So the Defense Is Fixed Now, Right? Auburn 17, Mississippi State 14
Our recap of the Thursday night game.
SECRET AGENT MEN
Now, that might be different
I always reserve the right to revise and extend my remarks about anything, and now I might need to do just that in the A.J. Green case after the latest from ESPN.
Chris Hawkins, a former North Carolina defensive back, befriended Green through the receiver's Facebook page. According to the source, Hawkins identified himself as a financial adviser and memorabilia collector in Facebook messages to Green, who eventually agreed to sell his jersey to Hawkins for $1,000.
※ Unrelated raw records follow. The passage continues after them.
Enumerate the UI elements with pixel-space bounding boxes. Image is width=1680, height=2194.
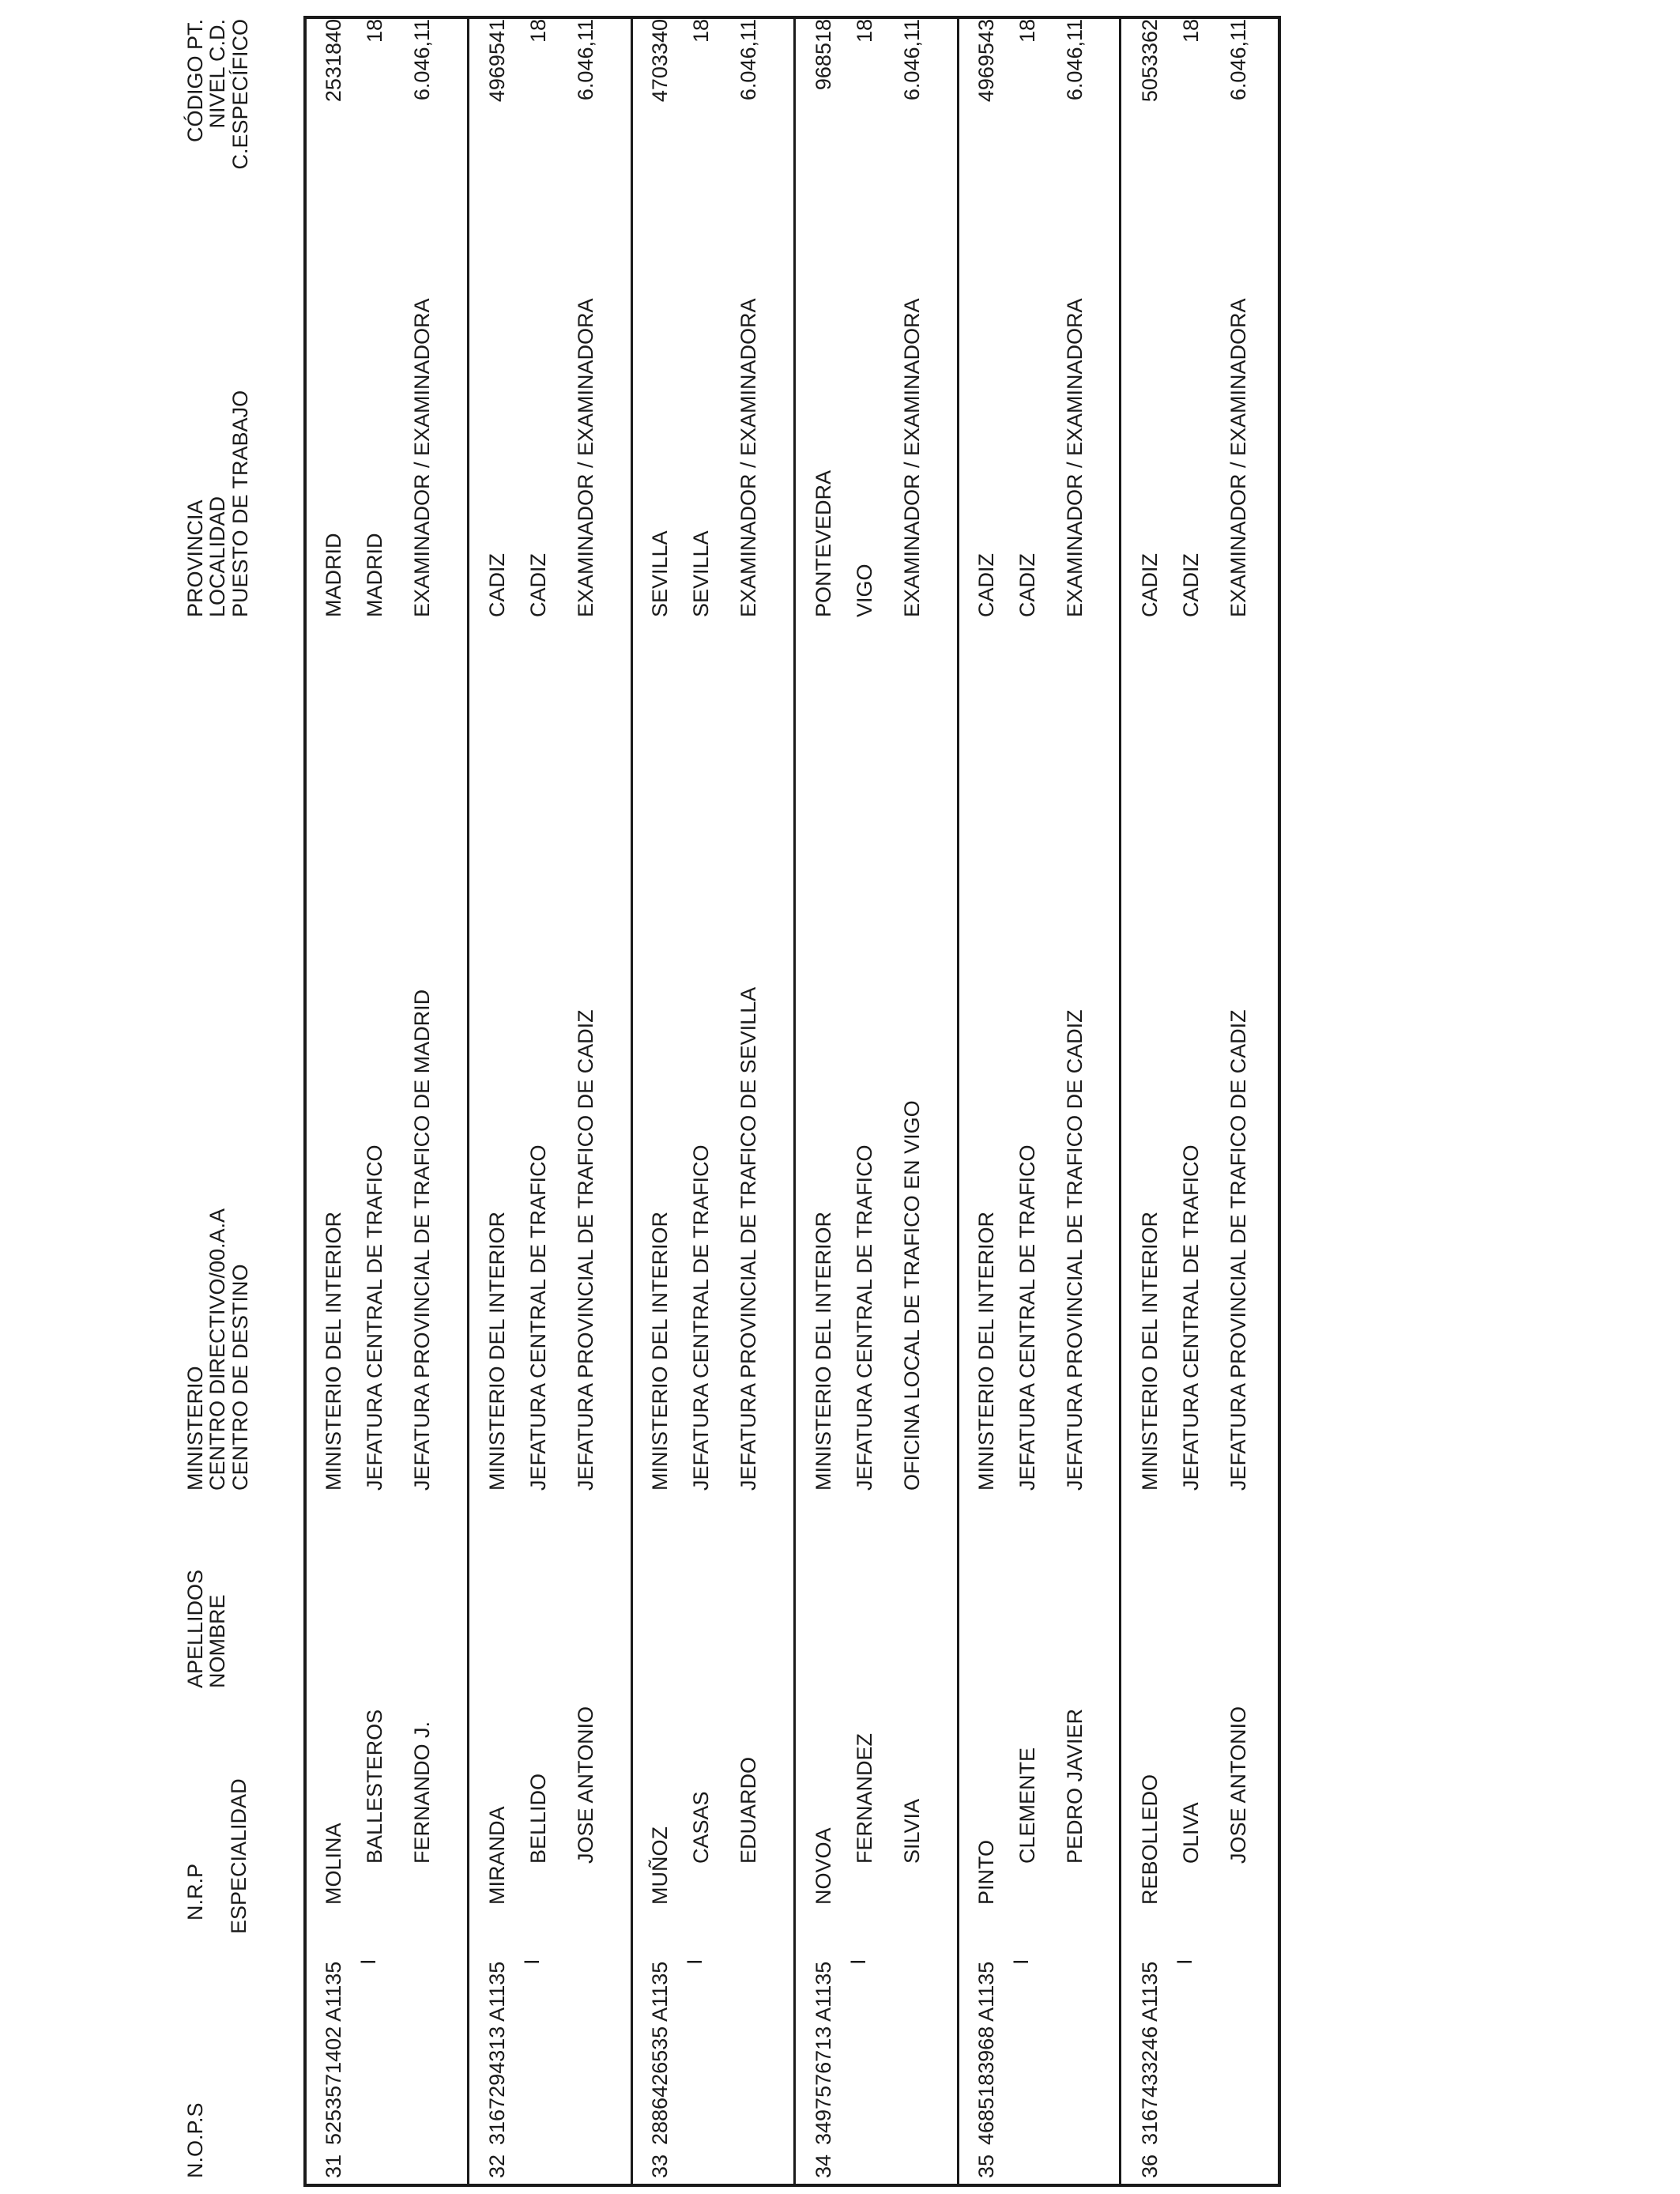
cell-puesto: EXAMINADOR / EXAMINADORA xyxy=(1063,298,1087,617)
row-separator xyxy=(957,16,959,2187)
header-nivel-label: NIVEL C.D. xyxy=(205,19,230,129)
header-nrp-label: N.R.P xyxy=(183,1863,207,1921)
cell-apellido2: FERNANDEZ xyxy=(852,1732,876,1864)
cell-apellido1: MUÑOZ xyxy=(648,1826,672,1905)
header-apellidos-nombre xyxy=(184,1570,229,1688)
cell-centro-directivo: JEFATURA CENTRAL DE TRAFICO xyxy=(852,1144,876,1491)
cell-nombre: JOSE ANTONIO xyxy=(573,1706,597,1864)
cell-puesto: EXAMINADOR / EXAMINADORA xyxy=(410,298,434,617)
cell-puesto: EXAMINADOR / EXAMINADORA xyxy=(573,298,597,617)
cell-especialidad: I xyxy=(846,1958,870,1965)
cell-centro-directivo: JEFATURA CENTRAL DE TRAFICO xyxy=(525,1144,550,1491)
cell-ministerio: MINISTERIO DEL INTERIOR xyxy=(974,1211,998,1491)
cell-nrp: 5253571402 A1135 xyxy=(322,1961,345,2145)
cell-provincia: CADIZ xyxy=(1137,553,1162,617)
cell-especialidad: I xyxy=(683,1958,706,1965)
cell-nops: 34 xyxy=(811,2154,835,2178)
cell-nombre: EDUARDO xyxy=(736,1756,760,1864)
cell-centro-destino: OFICINA LOCAL DE TRAFICO EN VIGO xyxy=(899,1100,924,1491)
row-separator xyxy=(631,16,633,2187)
cell-nrp: 4685183968 A1135 xyxy=(974,1961,998,2145)
cell-nombre: PEDRO JAVIER xyxy=(1063,1708,1087,1864)
cell-centro-destino: JEFATURA PROVINCIAL DE TRAFICO DE SEVILLA xyxy=(736,986,760,1491)
cell-nrp: 3167433246 A1135 xyxy=(1137,1961,1162,2145)
cell-puesto: EXAMINADOR / EXAMINADORA xyxy=(1226,298,1250,617)
cell-especialidad: I xyxy=(1009,1958,1033,1965)
cell-codigo: 2531840 xyxy=(322,19,345,103)
cell-centro-destino: JEFATURA PROVINCIAL DE TRAFICO DE CADIZ xyxy=(573,1009,597,1491)
header-puesto-label: PUESTO DE TRABAJO xyxy=(228,390,252,617)
cell-ministerio: MINISTERIO DEL INTERIOR xyxy=(648,1211,672,1491)
cell-nivel: 18 xyxy=(1178,19,1203,43)
header-apellidos-label: APELLIDOS xyxy=(183,1569,207,1688)
cell-nops: 33 xyxy=(648,2154,672,2178)
header-provincia-label: PROVINCIA xyxy=(183,499,207,617)
header-nrp-especialidad xyxy=(184,1778,250,1965)
cell-provincia: SEVILLA xyxy=(648,530,672,617)
header-provincia-localidad-puesto xyxy=(184,390,251,617)
cell-especialidad: I xyxy=(356,1958,380,1965)
cell-codigo: 4969543 xyxy=(974,19,998,103)
header-centro-directivo-label: CENTRO DIRECTIVO/00.A.A xyxy=(205,1208,230,1491)
cell-provincia: PONTEVEDRA xyxy=(811,469,835,617)
cell-nivel: 18 xyxy=(363,19,386,43)
cell-ministerio: MINISTERIO DEL INTERIOR xyxy=(322,1211,345,1491)
cell-ministerio: MINISTERIO DEL INTERIOR xyxy=(484,1211,509,1491)
table-frame xyxy=(303,16,1281,2187)
header-ministerio-label: MINISTERIO xyxy=(183,1366,207,1491)
cell-codigo: 968518 xyxy=(811,19,835,91)
cell-especifico: 6.046,11 xyxy=(1226,19,1250,101)
header-codigo-nivel-especifico xyxy=(184,19,251,242)
cell-localidad: MADRID xyxy=(363,533,386,617)
cell-especifico: 6.046,11 xyxy=(1063,19,1087,101)
cell-centro-destino: JEFATURA PROVINCIAL DE TRAFICO DE MADRID xyxy=(410,989,434,1491)
cell-provincia: CADIZ xyxy=(974,553,998,617)
cell-nrp: 3497576713 A1135 xyxy=(811,1961,835,2145)
cell-ministerio: MINISTERIO DEL INTERIOR xyxy=(1137,1211,1162,1491)
cell-centro-destino: JEFATURA PROVINCIAL DE TRAFICO DE CADIZ xyxy=(1226,1009,1250,1491)
cell-nops: 36 xyxy=(1137,2154,1162,2178)
cell-especialidad: I xyxy=(519,1958,544,1965)
cell-localidad: SEVILLA xyxy=(689,530,713,617)
cell-especialidad: I xyxy=(1172,1958,1196,1965)
cell-nombre: JOSE ANTONIO xyxy=(1226,1706,1250,1864)
cell-nivel: 18 xyxy=(852,19,876,43)
cell-centro-destino: JEFATURA PROVINCIAL DE TRAFICO DE CADIZ xyxy=(1063,1009,1087,1491)
cell-provincia: MADRID xyxy=(322,533,345,617)
cell-apellido2: OLIVA xyxy=(1178,1802,1203,1864)
header-especialidad-label: ESPECIALIDAD xyxy=(227,1778,251,1934)
header-nombre-label: NOMBRE xyxy=(205,1594,230,1688)
cell-nivel: 18 xyxy=(525,19,550,43)
cell-especifico: 6.046,11 xyxy=(899,19,924,101)
header-centro-destino-label: CENTRO DE DESTINO xyxy=(228,1264,252,1491)
cell-especifico: 6.046,11 xyxy=(736,19,760,101)
cell-nombre: SILVIA xyxy=(899,1798,924,1864)
cell-apellido1: REBOLLEDO xyxy=(1137,1774,1162,1905)
cell-centro-directivo: JEFATURA CENTRAL DE TRAFICO xyxy=(689,1144,713,1491)
cell-especifico: 6.046,11 xyxy=(573,19,597,101)
cell-codigo: 4703340 xyxy=(648,19,672,103)
cell-nops: 32 xyxy=(484,2154,509,2178)
cell-localidad: CADIZ xyxy=(1015,553,1039,617)
cell-nivel: 18 xyxy=(1015,19,1039,43)
cell-puesto: EXAMINADOR / EXAMINADORA xyxy=(736,298,760,617)
row-separator xyxy=(793,16,796,2187)
cell-provincia: CADIZ xyxy=(484,553,509,617)
header-nops xyxy=(184,2102,206,2178)
cell-puesto: EXAMINADOR / EXAMINADORA xyxy=(899,298,924,617)
header-localidad-label: LOCALIDAD xyxy=(205,496,230,617)
cell-apellido1: NOVOA xyxy=(811,1827,835,1905)
cell-nivel: 18 xyxy=(689,19,713,43)
cell-apellido1: PINTO xyxy=(974,1839,998,1905)
cell-apellido2: BELLIDO xyxy=(525,1773,550,1864)
cell-localidad: CADIZ xyxy=(525,553,550,617)
cell-centro-directivo: JEFATURA CENTRAL DE TRAFICO xyxy=(363,1144,386,1491)
cell-apellido2: BALLESTEROS xyxy=(363,1709,386,1864)
cell-codigo: 5053362 xyxy=(1137,19,1162,103)
header-nops-label: N.O.P.S xyxy=(183,2102,207,2178)
cell-apellido2: CLEMENTE xyxy=(1015,1747,1039,1864)
cell-nombre: FERNANDO J. xyxy=(410,1721,434,1864)
cell-centro-directivo: JEFATURA CENTRAL DE TRAFICO xyxy=(1015,1144,1039,1491)
header-codigo-label: CÓDIGO PT. xyxy=(183,19,207,143)
cell-nops: 35 xyxy=(974,2154,998,2178)
cell-apellido1: MIRANDA xyxy=(484,1806,509,1905)
cell-localidad: VIGO xyxy=(852,564,876,617)
row-separator xyxy=(467,16,469,2187)
cell-nrp: 2886426535 A1135 xyxy=(648,1961,672,2145)
cell-centro-directivo: JEFATURA CENTRAL DE TRAFICO xyxy=(1178,1144,1203,1491)
cell-nrp: 3167294313 A1135 xyxy=(484,1961,509,2145)
cell-ministerio: MINISTERIO DEL INTERIOR xyxy=(811,1211,835,1491)
header-especifico-label: C.ESPECÍFICO xyxy=(228,19,252,170)
cell-apellido2: CASAS xyxy=(689,1791,713,1864)
cell-especifico: 6.046,11 xyxy=(410,19,434,101)
cell-nops: 31 xyxy=(322,2154,345,2178)
cell-codigo: 4969541 xyxy=(484,19,509,103)
cell-localidad: CADIZ xyxy=(1178,553,1203,617)
cell-apellido1: MOLINA xyxy=(322,1823,345,1905)
header-ministerio-centros xyxy=(184,1208,251,1491)
row-separator xyxy=(1119,16,1121,2187)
If there is some sort of documentation through Facebook that Hawkins misrepresented himself to Green, that is different. That is proof that Green didn't know what he was doing -- beyond, of course, the original issue of selling the jersey in the first place. If there were ever an extenuating circumstance, you would think that would meet the definition. In that case, the NCAA should consider reducing Green's suspension to the two games he will miss. (It's impossible to stop him from missing those games now.)
Hawkins, for his part, is drawing quite a bit of interest from the Association. Meanwhile, the news just keeps getting better for North Carolina.
According to a source familiar with the investigation, Hawkins contacted several sports agents about their interest in representing North Carolina players in the NFL draft. ...
A source familiar with the investigation told ESPN.com that the NCAA sent letters to at least 20 agents two weeks ago, asking if they would be interviewed about their recruitment of current North Carolina players.
At this point, I don't see how North Carolina avoids a ruling of a lack of institutional control. You have an assistant coach ALLEGEDLY tied to agents, a former player "vetting" agents for players and the South Beach Party. That's a brew that doesn't seem to be present at any of the other schools.
And if that's not enough, there's this
The academic issues at UNC also appear to be taking on a life of their own.
Asked whether the cheating could have happened in prior years, Baddour said, "The short answer is yes. We will go where the information leads us. If that isn't the immediate year ... we will go where the information takes us."
What is the long answer?
South Carolina gets letter of inquiry from NCAA
School officials seem to think that this is not a big deal, or at least a bigger deal than being under investigation to begin with.
"It's the next step in the process," said Luanne Lawrence, South Carolina's vice president for communications.
The only thing football coach Steve Spurrier said specifically was that it is not related to anything his coaching staff did.
Which is in line with what we understood the original investigation to be: Players staying at the Whitney, Weslye Saunders' trip to Miami.
Remember, Georgia got a letter of inquiry near the beginning of the A.J. Green investigation, so this doesn't necessarily mean the Association has found anything new or that its investigation has substantially changed. Still, it's not the kind of news you want to hear before the program's biggest game in years.
So what does it mean?
This is how Travis Haney frames it:
In other words, the players were/are being looked into. Now the school is being looked into, if it will be punished for any of the prior player investigations (Weslye Saunders, The Whitney, Chris Culliver's insurance policy, etc.).
Which is just a natural thing to do in a case like this. You make sure that the isolated incidents don't add up to a lack of institutional control or anything like that, and you issue sanctions if they do.
One South Carolina player will be back
Chris Culliver will play against Georgia after getting his clearance from the NCAA, which suggests that the investigation into his insurance policy is over.
Tennessee investigation now focusing on basketball program
This also seems like it's looking at the possibility of a lack of institutional control, based on several potentially minor incidents combining to become a major issue.
According to the source, who spoke to the News Sentinel on condition of anonymity because of the ongoing nature of the investigation, the NCAA has interviewed coach Bruce Pearl and associate head coach Tony Jones over the matter of potential violations.
The NCAA investigation involves phone calls and contacts made with recruits outside the parameters of NCAA rules, according to the source.
Combine that with what happened in the football program during the Lane Kiffin Quasi-Era, and you have a nice case for the NCAA if they want to make it. But that doesn't mean that it will happen, any more than the letter at South Carolina means the Gamecocks are inevitably headed for trouble. We will find out soon, if not soon enough for most fans.
Starting guard out of Oxford
It's Rishaw Johnson, dismissed because of the dreaded "violation of team rules." He has started four games for Ole Miss. Of course, one of those games was Jacksonville State, so take this as seriously as you want to.